Why are you telling me this specifically, particularly in response to a post in which I shared that I had been gang raped?

Did you think an account of opportunism -
the situation was put in their way so they could - not to mention the tired NAMALT defence is in any way a positive or helpful response to a woman in this position?

GG1986 · 10/07/2025 18:52

Did you report to the police? Maybe he was lost or just lonely and wanted a chat, or maybe he is known to police and is a sex offender? You can never be sure and he easily could have lunged at you. I would have felt uncomfortable and run off too.

SassyAquaBear · 10/07/2025 18:53

Something like this happened to me. The guy knew my name. I'd never seen him before in my life. I ran faster than I ever knew I could. Thankfully, faster than him.

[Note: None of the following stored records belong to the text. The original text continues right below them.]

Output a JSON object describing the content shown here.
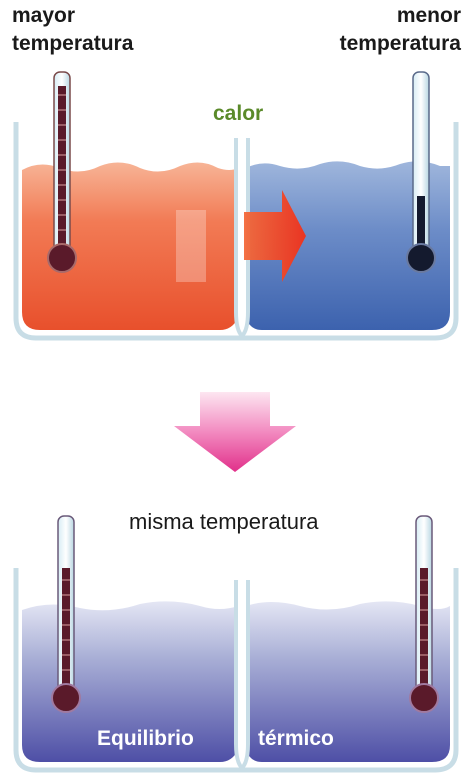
{
  "labels": {
    "hot_side": "mayor\ntemperatura",
    "cold_side": "menor\ntemperatura",
    "heat": "calor",
    "same_temp": "misma temperatura",
    "equilibrium_1": "Equilibrio",
    "equilibrium_2": "térmico"
  },
  "colors": {
    "hot_water": "#f06a4a",
    "cold_water": "#5c7fc0",
    "equilibrium_water": "#6e72b8",
    "heat_arrow": "#f24a2a",
    "transition_arrow": "#e03a8c",
    "container_outline": "#c8dde6",
    "thermometer_liquid": "#5a1a2a",
    "heat_label": "#5a8a2a"
  },
  "thermometers": {
    "hot_fill_level": 0.85,
    "cold_fill_level": 0.35,
    "equilibrium_fill_level": 0.6
  }
}
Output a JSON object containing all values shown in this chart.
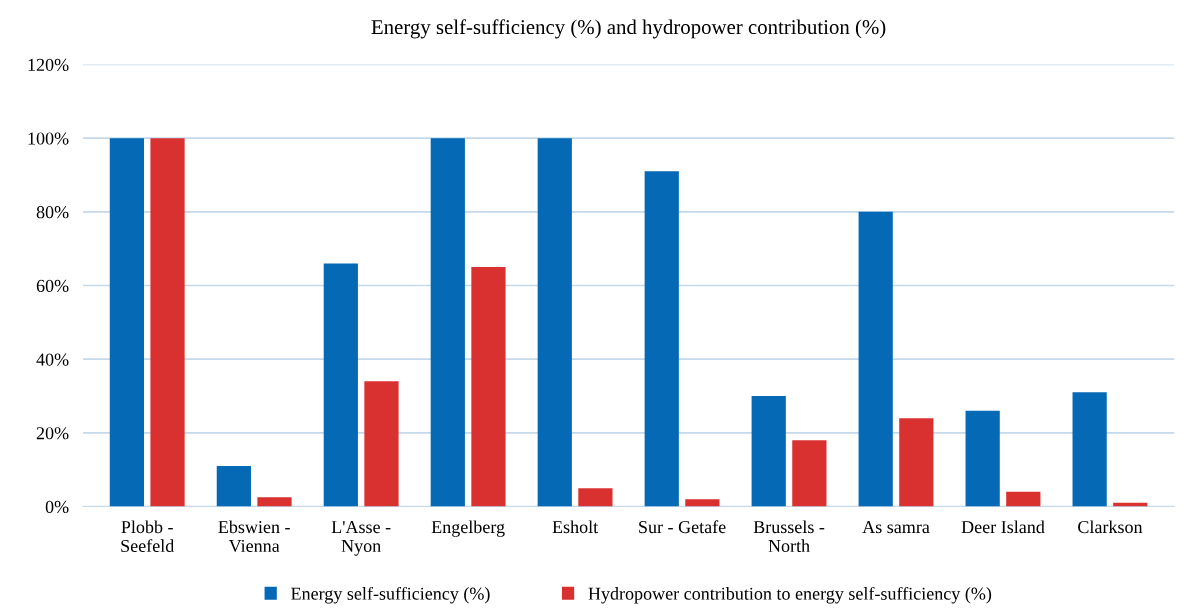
{
  "chart_data": {
    "type": "bar",
    "title": "Energy self-sufficiency (%) and hydropower contribution (%)",
    "categories": [
      "Plobb -\nSeefeld",
      "Ebswien -\nVienna",
      "L'Asse -\nNyon",
      "Engelberg",
      "Esholt",
      "Sur - Getafe",
      "Brussels -\nNorth",
      "As samra",
      "Deer Island",
      "Clarkson"
    ],
    "series": [
      {
        "name": "Energy self-sufficiency (%)",
        "color": "#0569b6",
        "values": [
          100,
          11,
          66,
          100,
          100,
          91,
          30,
          80,
          26,
          31
        ]
      },
      {
        "name": "Hydropower contribution to energy self-sufficiency (%)",
        "color": "#d93030",
        "values": [
          100,
          2.5,
          34,
          65,
          5,
          2,
          18,
          24,
          4,
          1
        ]
      }
    ],
    "ylim": [
      0,
      120
    ],
    "yticks": [
      {
        "value": 0,
        "label": "0%"
      },
      {
        "value": 20,
        "label": "20%"
      },
      {
        "value": 40,
        "label": "40%"
      },
      {
        "value": 60,
        "label": "60%"
      },
      {
        "value": 80,
        "label": "80%"
      },
      {
        "value": 100,
        "label": "100%"
      },
      {
        "value": 120,
        "label": "120%"
      }
    ],
    "grid": "y",
    "legend": "bottom"
  }
}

My boyfriend at the time insisted I contact the police. They asked me to go in and make a formal statement. There was little chance of finding him but they said having the incident recorded could help a future investigation if it happened again.

I'm sorry to say this OP but I wouldn't visit that trail again alone and I'd let others know what happened. I know we should be able to go where we choose and be safe but sometimes we can't. He might have noted your car reg, he may even have followed you before without you knowing. He may follow other women if you don't go back.

If it hadn't happened to me I'd probably think this advice was an overreaction but it did happen to me and I know that it isn't. You got spooked and you got away with it thank goodness ❤

RobertJohnsonsShoes · 10/07/2025 18:54

Don’t justify yourself. His intentions are irrelevant, he scared you. What dickhead wants to chat with a lone woman in the woods? A dark wrong un that’s who.